For quite a long time I tried to study Roslyn , but like all of us, I ran into a single problem: there was absolutely no time for that. How is this question usually solved? We go to a lot of resources and look for reports and articles on the topic of interest to us and how we repeat the author’s movements as a template, which shows how to use it. What do we encounter when looking for descriptions of the topics proposed on the CLR ium ? We do not find anything . Ie, of course, Google gives out something on the requests of “Roslyn”, “Roslyn samples”, but nevertheless these are chewed examples a thousand times, and, moreover, ancient as mammoths by the standards of release of new CTP versions. This is important because the availability of information implies the development of a particular infrastructure. And the coolest but not the only article on Roslyn at the moment is this: Roslyn to automatically translate C # code into 1C code This is where ideas came up to tell the CLR ium about Roslyn , RyuJIT , CoreFx , the sharing of objects between processes and other issues that are difficult to find answers on the Internet. So, the main topics that we are ready to cover on the Roslyn report:
We will not do the introductory : on the Internet, all the reports are introductory and you have seen them
We will analyze from simple to complex how the existing rules are arranged in the supply of Roslyn ( C # 6 features ). But consider not a list, as they do at conferences, but their source code
As soon as we review them, we will review the existing metrics on Roslyn. How they are written, how code metrics are built .
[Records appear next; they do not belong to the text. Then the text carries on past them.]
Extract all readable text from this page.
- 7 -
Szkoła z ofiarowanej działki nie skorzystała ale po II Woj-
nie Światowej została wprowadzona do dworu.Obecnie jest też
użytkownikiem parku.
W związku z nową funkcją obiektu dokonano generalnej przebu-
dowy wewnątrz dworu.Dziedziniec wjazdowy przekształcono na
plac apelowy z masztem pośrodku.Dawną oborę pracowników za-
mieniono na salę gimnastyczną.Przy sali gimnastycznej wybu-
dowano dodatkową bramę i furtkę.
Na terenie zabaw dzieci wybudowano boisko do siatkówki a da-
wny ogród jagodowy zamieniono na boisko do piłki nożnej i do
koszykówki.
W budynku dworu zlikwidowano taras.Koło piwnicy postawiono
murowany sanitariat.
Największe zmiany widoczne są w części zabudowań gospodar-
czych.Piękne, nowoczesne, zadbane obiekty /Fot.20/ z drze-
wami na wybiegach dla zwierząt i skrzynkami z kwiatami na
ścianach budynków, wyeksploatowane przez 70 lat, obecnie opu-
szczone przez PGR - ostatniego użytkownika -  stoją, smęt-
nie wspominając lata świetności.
Next, we will write not just "count the number of letters" a "in all the words of the source code, we will write support for tuples for C #:
public (int, int) ReturnCoords() { return (0, 0); } var (x, y) = ReturnCoords();
And make Nemerle match operator.
match (i) { | 1 => Console.WriteLine(1) | 2 => Console.WriteLine(2) | x => Console.WriteLine(x) } match (i) { | x when (x < 0) => WriteLine("negative") | x when (x > 36) => WriteLine("more than 36") | x when (x % 2 == 0)=> WriteLine($"valid even number $x") | x => WriteLine($"valid odd number $x") } match (obj) { | iDisp is IDisposable => iDisp.Dispose() | _ => (); }
These are very complex examples that you can’t easily write for the evening and this is what you want to find on the Internet, but you can’t.